Hermiona już nie dbała o eliksir, chciała tylko za wszelką cenę dowiedzieć się kto to tak ją obsmarowuje i wygarnąć tej osobie. W tej samej chwili wstała, odwróciła się i ujrzała dziewczynę, której twarz wyglądała  jak mopsa.
- Ty mopsie! - Wybuchnęła, na całą salę. - Jak śmiałaś nazwać mnie ' zadufaną w sobie gwiazdą ', kiedy definicja tego idealnie pasuje do ciebie. Ja nie potrafię wyczarować Patronusa, ale za to umiem zamienić gwizdek w zapałkę i odwrotnie, co myślę, że tobie sprawiło by nie lada problem! Myślenie nie boli podła jędzo! Podczas wypowiedzi Hermiony, w klasie można było usłyszeć bzyczenie muchy, cisza była grobowa.

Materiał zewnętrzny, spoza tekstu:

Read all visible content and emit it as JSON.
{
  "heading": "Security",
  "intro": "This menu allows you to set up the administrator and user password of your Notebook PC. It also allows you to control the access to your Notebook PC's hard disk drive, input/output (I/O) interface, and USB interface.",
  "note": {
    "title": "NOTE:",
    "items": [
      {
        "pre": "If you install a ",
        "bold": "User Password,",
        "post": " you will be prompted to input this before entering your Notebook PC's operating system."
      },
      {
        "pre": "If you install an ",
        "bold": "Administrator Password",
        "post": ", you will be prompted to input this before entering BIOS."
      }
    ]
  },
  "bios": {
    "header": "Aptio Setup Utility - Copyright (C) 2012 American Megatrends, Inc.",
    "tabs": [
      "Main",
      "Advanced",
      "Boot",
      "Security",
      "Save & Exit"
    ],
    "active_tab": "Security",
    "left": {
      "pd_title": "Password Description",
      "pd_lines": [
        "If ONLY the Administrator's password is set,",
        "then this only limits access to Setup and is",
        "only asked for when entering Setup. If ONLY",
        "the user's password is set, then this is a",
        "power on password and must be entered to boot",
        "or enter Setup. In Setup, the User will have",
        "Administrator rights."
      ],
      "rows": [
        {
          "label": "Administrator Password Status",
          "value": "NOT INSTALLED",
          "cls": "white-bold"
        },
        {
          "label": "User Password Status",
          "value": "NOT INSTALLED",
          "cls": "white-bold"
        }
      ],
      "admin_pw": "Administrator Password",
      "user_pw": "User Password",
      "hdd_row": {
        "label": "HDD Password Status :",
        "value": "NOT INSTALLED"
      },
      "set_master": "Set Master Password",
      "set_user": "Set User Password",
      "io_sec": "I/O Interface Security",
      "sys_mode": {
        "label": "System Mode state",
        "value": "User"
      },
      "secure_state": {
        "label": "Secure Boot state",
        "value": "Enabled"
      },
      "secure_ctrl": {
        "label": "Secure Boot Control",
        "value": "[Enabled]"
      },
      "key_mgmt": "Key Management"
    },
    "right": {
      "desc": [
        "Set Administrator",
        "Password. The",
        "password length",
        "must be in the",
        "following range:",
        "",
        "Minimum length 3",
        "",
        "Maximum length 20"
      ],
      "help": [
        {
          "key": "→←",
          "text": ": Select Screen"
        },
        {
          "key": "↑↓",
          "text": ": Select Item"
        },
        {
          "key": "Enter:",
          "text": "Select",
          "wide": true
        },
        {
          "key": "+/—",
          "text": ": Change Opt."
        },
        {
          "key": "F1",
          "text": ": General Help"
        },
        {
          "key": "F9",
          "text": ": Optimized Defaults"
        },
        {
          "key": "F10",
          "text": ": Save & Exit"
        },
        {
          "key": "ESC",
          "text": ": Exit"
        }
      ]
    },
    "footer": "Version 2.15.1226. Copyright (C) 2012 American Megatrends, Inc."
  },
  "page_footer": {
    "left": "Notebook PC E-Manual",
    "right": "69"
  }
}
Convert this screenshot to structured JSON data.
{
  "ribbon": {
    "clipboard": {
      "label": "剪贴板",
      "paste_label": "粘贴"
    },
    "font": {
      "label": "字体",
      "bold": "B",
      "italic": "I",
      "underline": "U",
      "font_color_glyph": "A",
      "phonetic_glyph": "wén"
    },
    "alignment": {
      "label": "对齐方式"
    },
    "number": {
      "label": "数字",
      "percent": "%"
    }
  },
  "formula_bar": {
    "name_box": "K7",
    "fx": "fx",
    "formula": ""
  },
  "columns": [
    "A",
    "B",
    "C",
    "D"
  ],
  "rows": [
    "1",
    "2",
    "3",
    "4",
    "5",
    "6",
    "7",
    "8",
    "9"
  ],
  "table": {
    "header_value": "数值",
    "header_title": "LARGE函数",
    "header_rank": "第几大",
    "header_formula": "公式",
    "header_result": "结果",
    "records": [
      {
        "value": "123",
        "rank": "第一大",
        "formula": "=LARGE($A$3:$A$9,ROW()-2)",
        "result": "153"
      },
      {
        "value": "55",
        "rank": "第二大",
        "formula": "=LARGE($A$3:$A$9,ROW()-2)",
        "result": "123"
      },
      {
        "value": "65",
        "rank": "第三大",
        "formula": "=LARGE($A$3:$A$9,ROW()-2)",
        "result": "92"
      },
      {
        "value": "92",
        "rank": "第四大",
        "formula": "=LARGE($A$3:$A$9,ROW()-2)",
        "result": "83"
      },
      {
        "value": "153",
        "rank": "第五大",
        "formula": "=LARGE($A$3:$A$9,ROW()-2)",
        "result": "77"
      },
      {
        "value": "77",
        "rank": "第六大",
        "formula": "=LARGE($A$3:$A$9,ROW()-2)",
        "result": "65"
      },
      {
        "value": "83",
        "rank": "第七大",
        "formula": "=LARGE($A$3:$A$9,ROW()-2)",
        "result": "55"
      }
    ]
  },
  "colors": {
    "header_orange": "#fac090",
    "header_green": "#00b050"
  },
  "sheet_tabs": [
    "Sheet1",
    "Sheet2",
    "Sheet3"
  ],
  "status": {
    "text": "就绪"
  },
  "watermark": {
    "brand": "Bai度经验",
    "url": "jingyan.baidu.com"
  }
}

- Panno Granger, chyba rozumie pani, że nie mogę tolerować takiego zachowania na lekcji. - zaczął, zdziwiony Profesor, lecz Hermiona stała niestrudzona, wpatrując mu się z obojętnością w oczy. - Wiesz, że będę musiał wymierzyć ci karę.
- Rozumiem. - Odpowiedziała.
- Napiszesz wypracowanie na temat Eliksiru Wiggowego, ze szczególnym uwzględnieniem, jego składników. Na przyszły poniedziałek. Koniec lekcji, dziękuję.